Although Nocturne is another brilliant example of the highly imaginative and engaging nature of Isol’s work in children’s literature (and is another strong example of why her work has been nominated twice for the international Hans Christian Anderson Award for children’s literature), the engaging nature of this book is also reason for passing along a caveat. That is, the images in this book may stimulate overactive imaginations and could result in dreams that some children may find uncomfortable or even frightening enough to keep them awake at night.
For example, in ‘The roommate Dream’, a four-fingered black animal or monster is shown crawling out of a small door in a room where a girl lies asleep in her bed. When the lights are turned off, the glow-in-the dark ink reveals a large (five times the size of the girl) smiling, disheveled and furry ‘wombat-like’ creature sporting a long forked tail and snuggling on top of the girl and hugging her. Additionally the ‘Dream of the dead singer’ shows a smiling singer in a casket surrounded by two bereaved friends, which, when plunged into darkness, reveals these three as skeletons creating music together. In short, the evocative nature of some of these drawings may overstimulate some young children’s imaginations and may result in some difficulties in their getting to and staying asleep.
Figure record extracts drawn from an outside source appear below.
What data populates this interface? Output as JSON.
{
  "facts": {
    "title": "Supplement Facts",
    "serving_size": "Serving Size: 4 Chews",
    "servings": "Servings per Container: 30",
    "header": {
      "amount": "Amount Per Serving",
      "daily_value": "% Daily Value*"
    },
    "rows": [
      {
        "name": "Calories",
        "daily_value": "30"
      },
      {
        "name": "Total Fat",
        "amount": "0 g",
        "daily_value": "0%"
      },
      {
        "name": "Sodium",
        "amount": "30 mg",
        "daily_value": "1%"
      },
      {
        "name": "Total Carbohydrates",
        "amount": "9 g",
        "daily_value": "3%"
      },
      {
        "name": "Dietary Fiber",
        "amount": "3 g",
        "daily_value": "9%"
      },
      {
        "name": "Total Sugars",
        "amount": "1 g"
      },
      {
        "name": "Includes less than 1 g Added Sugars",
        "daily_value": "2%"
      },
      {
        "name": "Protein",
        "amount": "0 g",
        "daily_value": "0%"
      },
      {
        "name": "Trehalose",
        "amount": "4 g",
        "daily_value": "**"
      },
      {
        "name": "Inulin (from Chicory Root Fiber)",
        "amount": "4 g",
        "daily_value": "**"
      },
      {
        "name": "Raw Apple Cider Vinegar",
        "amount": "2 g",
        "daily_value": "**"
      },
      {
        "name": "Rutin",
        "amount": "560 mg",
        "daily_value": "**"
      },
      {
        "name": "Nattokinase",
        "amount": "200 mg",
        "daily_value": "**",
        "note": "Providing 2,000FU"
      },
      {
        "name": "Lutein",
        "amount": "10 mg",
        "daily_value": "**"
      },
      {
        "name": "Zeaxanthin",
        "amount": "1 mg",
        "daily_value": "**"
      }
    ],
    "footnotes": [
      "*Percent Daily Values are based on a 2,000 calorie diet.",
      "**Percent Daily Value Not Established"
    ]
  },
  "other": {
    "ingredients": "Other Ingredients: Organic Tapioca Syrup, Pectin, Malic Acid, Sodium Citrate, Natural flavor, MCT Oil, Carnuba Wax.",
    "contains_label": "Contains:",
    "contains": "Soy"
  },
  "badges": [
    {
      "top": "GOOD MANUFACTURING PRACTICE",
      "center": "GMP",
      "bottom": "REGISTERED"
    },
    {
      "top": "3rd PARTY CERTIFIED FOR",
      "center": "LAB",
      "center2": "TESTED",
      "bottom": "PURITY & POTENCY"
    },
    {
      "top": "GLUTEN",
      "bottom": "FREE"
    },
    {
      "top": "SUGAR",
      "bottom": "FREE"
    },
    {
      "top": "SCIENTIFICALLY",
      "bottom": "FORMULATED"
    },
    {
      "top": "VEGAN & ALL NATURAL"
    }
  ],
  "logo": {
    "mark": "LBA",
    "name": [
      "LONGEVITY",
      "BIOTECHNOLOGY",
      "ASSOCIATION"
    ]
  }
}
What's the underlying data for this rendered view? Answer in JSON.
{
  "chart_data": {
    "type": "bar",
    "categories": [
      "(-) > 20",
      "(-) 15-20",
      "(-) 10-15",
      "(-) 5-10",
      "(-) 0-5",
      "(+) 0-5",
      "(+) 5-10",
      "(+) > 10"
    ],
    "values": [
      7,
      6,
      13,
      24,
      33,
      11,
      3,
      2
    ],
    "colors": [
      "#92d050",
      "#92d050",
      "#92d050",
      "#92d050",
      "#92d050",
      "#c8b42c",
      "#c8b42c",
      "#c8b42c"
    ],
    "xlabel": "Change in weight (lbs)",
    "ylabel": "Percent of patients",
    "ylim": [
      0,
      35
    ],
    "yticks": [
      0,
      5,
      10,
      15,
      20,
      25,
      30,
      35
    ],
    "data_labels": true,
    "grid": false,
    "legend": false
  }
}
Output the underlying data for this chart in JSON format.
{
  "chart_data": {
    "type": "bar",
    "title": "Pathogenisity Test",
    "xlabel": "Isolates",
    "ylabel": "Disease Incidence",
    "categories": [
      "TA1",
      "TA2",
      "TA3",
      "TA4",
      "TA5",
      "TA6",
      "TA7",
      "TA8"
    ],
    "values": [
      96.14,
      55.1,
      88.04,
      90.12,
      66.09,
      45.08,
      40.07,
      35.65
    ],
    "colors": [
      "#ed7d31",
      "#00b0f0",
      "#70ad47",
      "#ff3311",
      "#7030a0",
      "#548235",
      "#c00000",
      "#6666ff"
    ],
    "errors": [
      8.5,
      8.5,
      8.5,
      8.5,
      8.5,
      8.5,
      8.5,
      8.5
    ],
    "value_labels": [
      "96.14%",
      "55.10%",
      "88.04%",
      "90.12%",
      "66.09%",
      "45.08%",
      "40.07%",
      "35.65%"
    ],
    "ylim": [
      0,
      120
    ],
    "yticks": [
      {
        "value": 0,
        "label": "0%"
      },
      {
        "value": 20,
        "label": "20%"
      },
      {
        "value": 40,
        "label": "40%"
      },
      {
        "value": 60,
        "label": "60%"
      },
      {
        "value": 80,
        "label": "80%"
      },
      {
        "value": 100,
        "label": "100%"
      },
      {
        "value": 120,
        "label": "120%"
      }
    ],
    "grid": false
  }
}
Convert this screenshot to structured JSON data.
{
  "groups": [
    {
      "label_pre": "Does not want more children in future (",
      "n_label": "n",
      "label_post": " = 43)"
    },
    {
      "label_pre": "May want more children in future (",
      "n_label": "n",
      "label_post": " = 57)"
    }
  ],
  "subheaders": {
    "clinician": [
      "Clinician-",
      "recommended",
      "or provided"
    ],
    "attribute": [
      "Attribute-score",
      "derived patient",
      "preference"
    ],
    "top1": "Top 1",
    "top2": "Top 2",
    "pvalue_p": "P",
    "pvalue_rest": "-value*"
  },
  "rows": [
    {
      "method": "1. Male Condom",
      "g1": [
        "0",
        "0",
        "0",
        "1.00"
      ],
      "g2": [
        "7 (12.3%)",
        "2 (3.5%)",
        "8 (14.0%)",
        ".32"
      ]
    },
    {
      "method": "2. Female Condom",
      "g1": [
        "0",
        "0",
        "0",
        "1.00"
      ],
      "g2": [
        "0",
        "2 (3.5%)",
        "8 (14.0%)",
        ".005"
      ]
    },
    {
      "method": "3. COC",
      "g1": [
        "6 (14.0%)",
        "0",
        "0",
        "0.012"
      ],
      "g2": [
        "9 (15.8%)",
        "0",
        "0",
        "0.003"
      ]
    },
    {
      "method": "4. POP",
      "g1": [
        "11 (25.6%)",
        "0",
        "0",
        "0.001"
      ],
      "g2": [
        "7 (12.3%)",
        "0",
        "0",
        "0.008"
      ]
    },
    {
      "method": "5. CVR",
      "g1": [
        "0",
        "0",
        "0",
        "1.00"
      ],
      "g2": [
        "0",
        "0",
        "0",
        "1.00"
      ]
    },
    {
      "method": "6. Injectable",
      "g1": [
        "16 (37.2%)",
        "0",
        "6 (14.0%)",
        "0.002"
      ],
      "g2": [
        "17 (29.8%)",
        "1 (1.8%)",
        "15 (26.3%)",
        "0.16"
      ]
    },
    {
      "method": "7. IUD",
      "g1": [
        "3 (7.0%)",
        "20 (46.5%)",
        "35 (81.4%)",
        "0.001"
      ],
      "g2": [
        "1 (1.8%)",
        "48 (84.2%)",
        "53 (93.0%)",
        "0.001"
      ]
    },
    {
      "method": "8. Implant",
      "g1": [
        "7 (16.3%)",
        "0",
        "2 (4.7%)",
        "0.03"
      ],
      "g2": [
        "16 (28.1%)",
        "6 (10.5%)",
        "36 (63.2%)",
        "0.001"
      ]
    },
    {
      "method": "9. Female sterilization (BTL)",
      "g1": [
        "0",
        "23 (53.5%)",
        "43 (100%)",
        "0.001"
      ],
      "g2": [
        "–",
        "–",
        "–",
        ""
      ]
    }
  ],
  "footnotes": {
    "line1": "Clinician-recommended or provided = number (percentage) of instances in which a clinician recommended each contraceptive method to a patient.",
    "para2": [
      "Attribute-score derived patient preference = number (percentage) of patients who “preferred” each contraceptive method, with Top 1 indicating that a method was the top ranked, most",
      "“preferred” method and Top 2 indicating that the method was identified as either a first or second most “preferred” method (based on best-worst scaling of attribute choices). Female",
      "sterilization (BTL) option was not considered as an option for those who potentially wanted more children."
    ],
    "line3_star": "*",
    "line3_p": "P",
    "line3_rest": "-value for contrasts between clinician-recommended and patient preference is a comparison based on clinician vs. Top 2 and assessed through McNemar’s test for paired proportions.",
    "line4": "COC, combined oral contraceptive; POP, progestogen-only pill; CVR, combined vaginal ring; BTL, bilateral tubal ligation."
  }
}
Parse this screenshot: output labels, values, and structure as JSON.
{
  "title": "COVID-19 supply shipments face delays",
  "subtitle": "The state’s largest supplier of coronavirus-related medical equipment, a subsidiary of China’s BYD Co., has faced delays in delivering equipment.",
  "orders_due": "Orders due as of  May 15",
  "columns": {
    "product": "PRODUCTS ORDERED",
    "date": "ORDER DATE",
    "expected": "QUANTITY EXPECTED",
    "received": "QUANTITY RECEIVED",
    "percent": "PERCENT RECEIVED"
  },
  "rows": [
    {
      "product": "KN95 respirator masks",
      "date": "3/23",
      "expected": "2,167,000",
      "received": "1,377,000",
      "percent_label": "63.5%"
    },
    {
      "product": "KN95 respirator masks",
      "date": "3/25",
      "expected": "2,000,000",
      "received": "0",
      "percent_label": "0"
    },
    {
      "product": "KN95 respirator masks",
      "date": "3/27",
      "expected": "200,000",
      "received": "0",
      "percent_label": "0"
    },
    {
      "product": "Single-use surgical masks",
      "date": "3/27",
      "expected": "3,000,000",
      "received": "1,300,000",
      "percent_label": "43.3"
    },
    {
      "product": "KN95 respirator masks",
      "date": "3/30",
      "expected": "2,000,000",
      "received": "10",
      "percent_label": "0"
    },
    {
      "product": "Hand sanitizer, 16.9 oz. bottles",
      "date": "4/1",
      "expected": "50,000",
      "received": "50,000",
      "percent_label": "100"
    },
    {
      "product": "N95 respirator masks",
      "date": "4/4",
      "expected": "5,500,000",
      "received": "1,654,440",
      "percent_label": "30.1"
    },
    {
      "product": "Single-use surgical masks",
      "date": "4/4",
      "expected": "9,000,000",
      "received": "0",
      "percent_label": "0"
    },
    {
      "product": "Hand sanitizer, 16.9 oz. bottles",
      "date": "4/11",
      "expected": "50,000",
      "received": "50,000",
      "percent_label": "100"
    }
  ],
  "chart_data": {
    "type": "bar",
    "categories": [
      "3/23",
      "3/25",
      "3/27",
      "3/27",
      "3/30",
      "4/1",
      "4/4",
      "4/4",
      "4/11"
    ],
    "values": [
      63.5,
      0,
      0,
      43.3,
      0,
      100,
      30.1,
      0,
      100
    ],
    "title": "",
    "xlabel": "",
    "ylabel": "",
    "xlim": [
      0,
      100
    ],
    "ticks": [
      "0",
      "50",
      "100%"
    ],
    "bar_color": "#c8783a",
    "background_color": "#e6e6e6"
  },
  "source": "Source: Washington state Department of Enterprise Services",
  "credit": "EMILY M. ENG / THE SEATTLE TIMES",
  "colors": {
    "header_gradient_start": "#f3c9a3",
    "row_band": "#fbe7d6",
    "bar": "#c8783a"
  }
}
Nocturne also comes with one page titled ‘The drawn dream’. On this page, the publisher has covered the entire page with glow in the dark ink. Readers are then encouraged to take a dark crayon (a dark coloured pencil crayon worked for me) and draw in their own dream. Although not applicable for situations where large numbers of children will be circulating and reading the book (e.g., schools), it is an excellent tool for an individual child to draw her/his own dream. This page can also be used for children and their caregivers to explore and begin to understand unsettling dreams (including those associated with the unsettling dreams in this book).
Isol’s Nocturne stimulates and tickles the reader’s imagination and will engage both young and old readers. My 10-year-old and I could hardly wait to turn off the light and reveal the very imaginative images that were often both surprising and very engaging. We both chuckled when the tiny cat ‘who smelled tuna casserole’ was revealed to be filling the whole page trying to get through the house’s window to the tuna casserole that lay beyond. However, adults should also be aware that some children (especially those with overactive imaginations and histories of struggling to get to sleep) may find some images disconcerting and unsettling.
Keith McPherson has been an elementary teacher and teacher-librarian in BC since 1984, and he is currently a lecturer for the Department of Language and Literacy Education at the University of British Columbia in Vancouver, BC.